While the team has come together and excelled, Alexander has still identified further areas in which the port needs to strengthen. He says: “We function as a public port and, given the rapid advances in technology and different models of port operations around the world, others in the global industry have moved ahead of us. 

“Having accepted this gap in our operations and the potential that we have as a port, we believe there are a couple of areas that we can optimize. One is transshipment. We are in a great position to act as a feeder to the Caribbean and Latin America, especially now that Guyana is becoming so active. 

“The entire world is moving toward containers as well. We have been doing a pretty good job at PPOS in terms of moving boxes, but we think we can move more as we have underutilized berths.”


Building for the future 

The Port Authority of Trinidad and Tobago also wants to improve its transshipment potential throughout the region and hopes to attract larger vessels that will improve productivity. But for this to happen, it wants to first upgrade the infrastructure within the port — such as its cranes, trucks and other vital equipment — to further boost its efficiency. This requires significant investment and Alexander is currently working on a request for proposal for a public-private partnership at the port. 

“We think we can better maximize our potential if we partner with a private investor,” he says. “We are looking for an investor that can come in with its own vision and can work with us to minimize the gaps we have in the areas that we have identified as offering the greatest potential moving forward.

“Since COVID-19, the shape of this business has been changing and we see different types of patterns emerging in the industry, but the one thing we are sure about is that ships will continue to sail and boxes will continue to be moved. 

“We are hoping an investor will be willing to look at the risks and opportunities PPOS presents and that they will decide to fund activities here. Based on the initial analysis that we have carried out, the data shows there would be a good return on investment — so we are very excited and hopeful that someone will be knocking on the door soon. In fact, we have already received quite a bit of interest from Europe.” The Trinidad and Tobago government is fully behind the PPP project, as is the Inter-American Development Bank, which has stated that it is committed to supporting the authority to help bring the PPP to fruition. 

While it will be the first time that the port authority has engaged in a PPP, it has a proven track record when it comes to working with international partners. 

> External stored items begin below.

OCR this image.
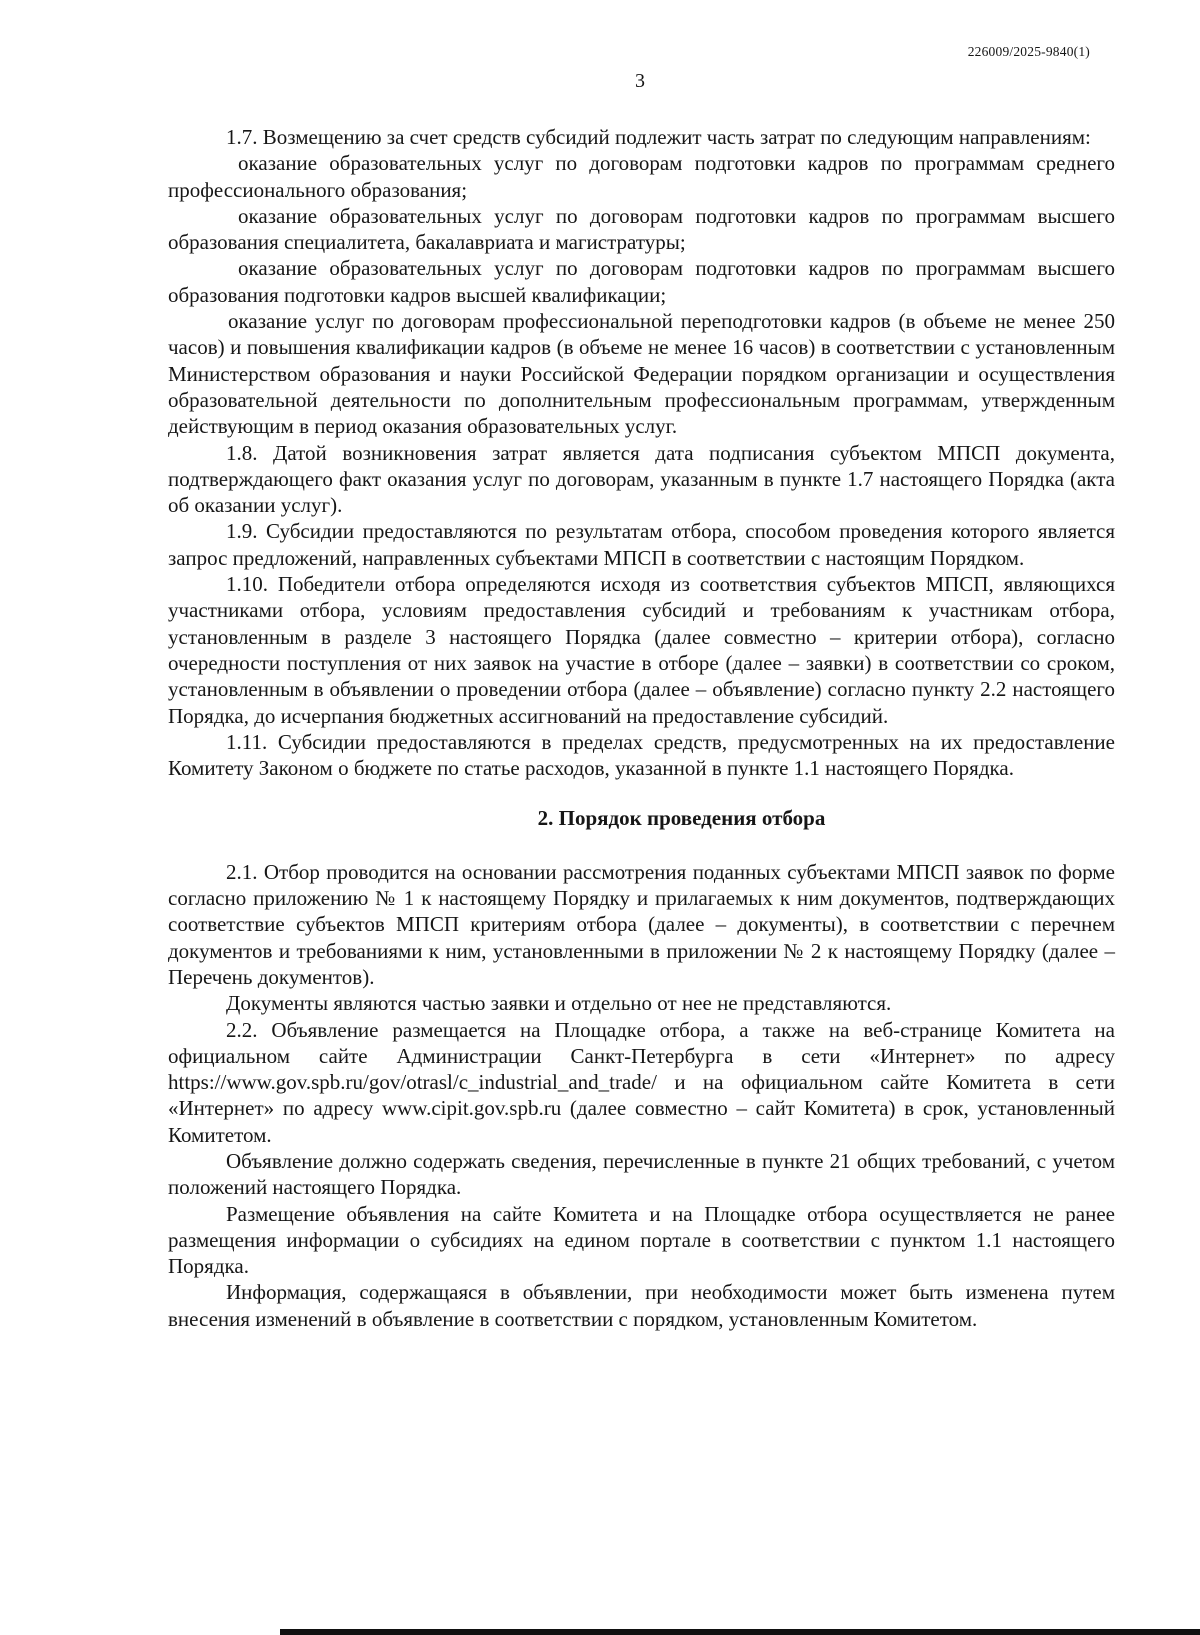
226009/2025-9840(1)
3

1.7. Возмещению за счет средств субсидий подлежит часть затрат по следующим направлениям:

оказание образовательных услуг по договорам подготовки кадров по программам среднего профессионального образования;

оказание образовательных услуг по договорам подготовки кадров по программам высшего образования специалитета, бакалавриата и магистратуры;

оказание образовательных услуг по договорам подготовки кадров по программам высшего образования подготовки кадров высшей квалификации;

оказание услуг по договорам профессиональной переподготовки кадров (в объеме не менее 250 часов) и повышения квалификации кадров (в объеме не менее 16 часов) в соответствии с установленным Министерством образования и науки Российской Федерации порядком организации и осуществления образовательной деятельности по дополнительным профессиональным программам, утвержденным действующим в период оказания образовательных услуг.

1.8. Датой возникновения затрат является дата подписания субъектом МПСП документа, подтверждающего факт оказания услуг по договорам, указанным в пункте 1.7 настоящего Порядка (акта об оказании услуг).

1.9. Субсидии предоставляются по результатам отбора, способом проведения которого является запрос предложений, направленных субъектами МПСП в соответствии с настоящим Порядком.

1.10. Победители отбора определяются исходя из соответствия субъектов МПСП, являющихся участниками отбора, условиям предоставления субсидий и требованиям к участникам отбора, установленным в разделе 3 настоящего Порядка (далее совместно – критерии отбора), согласно очередности поступления от них заявок на участие в отборе (далее – заявки) в соответствии со сроком, установленным в объявлении о проведении отбора (далее – объявление) согласно пункту 2.2 настоящего Порядка, до исчерпания бюджетных ассигнований на предоставление субсидий.

1.11. Субсидии предоставляются в пределах средств, предусмотренных на их предоставление Комитету Законом о бюджете по статье расходов, указанной в пункте 1.1 настоящего Порядка.

2. Порядок проведения отбора

2.1. Отбор проводится на основании рассмотрения поданных субъектами МПСП заявок по форме согласно приложению № 1 к настоящему Порядку и прилагаемых к ним документов, подтверждающих соответствие субъектов МПСП критериям отбора (далее – документы), в соответствии с перечнем документов и требованиями к ним, установленными в приложении № 2 к настоящему Порядку (далее – Перечень документов).

Документы являются частью заявки и отдельно от нее не представляются.

2.2. Объявление размещается на Площадке отбора, а также на веб-странице Комитета на официальном сайте Администрации Санкт-Петербурга в сети «Интернет» по адресу https://www.gov.spb.ru/gov/otrasl/c_industrial_and_trade/ и на официальном сайте Комитета в сети «Интернет» по адресу www.cipit.gov.spb.ru (далее совместно – сайт Комитета) в срок, установленный Комитетом.

Объявление должно содержать сведения, перечисленные в пункте 21 общих требований, с учетом положений настоящего Порядка.

Размещение объявления на сайте Комитета и на Площадке отбора осуществляется не ранее размещения информации о субсидиях на едином портале в соответствии с пунктом 1.1 настоящего Порядка.

Информация, содержащаяся в объявлении, при необходимости может быть изменена путем внесения изменений в объявление в соответствии с порядком, установленным Комитетом.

“All the big projects we carry out at PPOS involve large-scale international companies — dredging, for example, is one area where we’ve had a successful international partnership, while our cranes are built in Ireland,” says
Alexander. “In addition, we are members of most of the international associations related to marine operations and transport. Through those engagements, we have formed strong relationships at the global level. We are familiar with working in collaboration with international agencies, which means there are no issues in this regard that might deter someone from working and investing in Trinidad and Tobago’s port operations. Right now, we are the only public port in the Caribbean basin, which speaks to where we are in terms of world-class operations. Having said that, we are extremely confident about the capability of our people and about our history in the sector. So, we have the correct mindset to succeed.”

Alexander believes that Trinidad and Tobago’s economy presents a wealth of possibilities for incoming investors across various sectors. “However, I would suggest that the marine transport and cargo-handling area presents a particularly excellent opportunity for investors that want to expand their global reach when it comes to moving cargo,” the chairman asserts. “I would say to all potential investors: come on down, PPOS and the Port Authority of Trinidad and Tobago are open for business.”